During the American Civil War, Coit served on the Sanitary Commission, working to improve cleanliness and increase access to medical care at military camps. She co-founded, and was involved in drafting the constitution of, the Soldiers' Aid Society, and remained closely involved with the Society for three years, advocating widely on behalf of sick and wounded soldiers.

== Suffrage ==
Coit was an active figure in Ohio's suffrage and temperance movements.
On June 18, 1884, Elizabeth and her daughter, Belle, attended a conference of the Ohio Woman Suffrage Association. The Ohio State Journal belittled the conference, reporting it under the headline 'Female Frivolities.' Inspired, on June 24, she founded the first women's suffrage organization in Columbus: the Columbus Equal Rights Association. She acted as its president, and became treasurer of the Ohio Woman Suffrage Association. Coit played a significant part in driving and strengthening the OWSA, which met annually from 1884 to 1920, when it was dissolved and reformed as the Ohio League of Women Voters. She hosted many notable American suffragists and campaigners, including Mary Livermore, Susan B. Anthony, Frances Willard, and Lucy Stone.

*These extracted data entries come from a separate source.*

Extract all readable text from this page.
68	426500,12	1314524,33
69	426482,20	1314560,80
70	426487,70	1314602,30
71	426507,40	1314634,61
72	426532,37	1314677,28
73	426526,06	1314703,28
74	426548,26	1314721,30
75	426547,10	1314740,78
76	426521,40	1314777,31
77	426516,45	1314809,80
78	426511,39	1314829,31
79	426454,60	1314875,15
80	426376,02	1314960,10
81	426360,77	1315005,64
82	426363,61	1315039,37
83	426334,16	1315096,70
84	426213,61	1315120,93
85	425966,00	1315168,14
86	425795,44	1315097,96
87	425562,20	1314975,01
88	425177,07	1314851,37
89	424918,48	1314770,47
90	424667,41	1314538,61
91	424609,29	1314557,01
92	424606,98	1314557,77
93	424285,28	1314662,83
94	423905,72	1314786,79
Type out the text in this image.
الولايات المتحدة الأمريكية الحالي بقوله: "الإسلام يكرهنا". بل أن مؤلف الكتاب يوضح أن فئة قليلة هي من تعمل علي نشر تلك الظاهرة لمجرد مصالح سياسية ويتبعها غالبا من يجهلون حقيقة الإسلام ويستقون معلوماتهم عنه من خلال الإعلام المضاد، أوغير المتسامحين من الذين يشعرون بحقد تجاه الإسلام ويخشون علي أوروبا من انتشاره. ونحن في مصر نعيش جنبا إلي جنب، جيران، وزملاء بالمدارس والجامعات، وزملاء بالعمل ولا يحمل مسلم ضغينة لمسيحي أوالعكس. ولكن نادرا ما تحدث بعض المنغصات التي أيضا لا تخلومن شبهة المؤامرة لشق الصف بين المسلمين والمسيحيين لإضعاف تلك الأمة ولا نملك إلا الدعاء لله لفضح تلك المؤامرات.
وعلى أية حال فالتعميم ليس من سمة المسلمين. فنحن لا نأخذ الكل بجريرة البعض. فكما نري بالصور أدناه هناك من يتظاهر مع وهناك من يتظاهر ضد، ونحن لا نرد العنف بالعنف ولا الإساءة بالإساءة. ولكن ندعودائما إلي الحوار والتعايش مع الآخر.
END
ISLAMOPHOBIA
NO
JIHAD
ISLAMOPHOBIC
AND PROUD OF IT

In 1898, at the 13th Annual Conference of the OWSA, a reporter from the Cincinnati Enquirer described Coit as one 'whose venerable face bespeaks the courage and peace of a victor'. In his report of the conference, he wrote:Few women have the good fortune to see as much fruition of her devoted toil as Mrs. Coit. Her personality is a strong argument and conclusion of historical characteristics of the movement in Ohio. All her instincts and aspirations are linked with the interests of the state... Living at the capital, she has felt the injustices of every intense condition which has swept over the commonwealth in the last 50 years. She has been involved in this movement for woman suffrage from its inception and has woven into the weft of her womanly nature the hallowed memory of some of Ohio’s greatest minds—not seated with honored men around the statues at the State Capitol—but deeply ingrained with the history of freedom in this state of most honored men. …She is the living link between the great past and the living present, greatly honored by all her associations in the work.Coit presented a paper titled 'The Status of Women in 1848', comparing the experience of being a suffragist in 1848 and 1898. Between 1884 and 1900, Coit actively lobbied for the Susan B. Anthony Amendment, and for a state suffrage amendment in Ohio. She advocated for sex equality in education, employment opportunities, and school board suffrage, as well as for laws to protect women.

== Death ==
Elizabeth Greer Coit died of cerebral embolism on May 29, 1901, and was interred in the family plot at Green Lawn Cemetery on May 31. Coit's name, and that of her daughter and fellow suffragist Belle Coit Kelton, are inscribed on a commemorative plaque in the Ohio Statehouse, honouring forty-seven of the state's most prominent suffragists.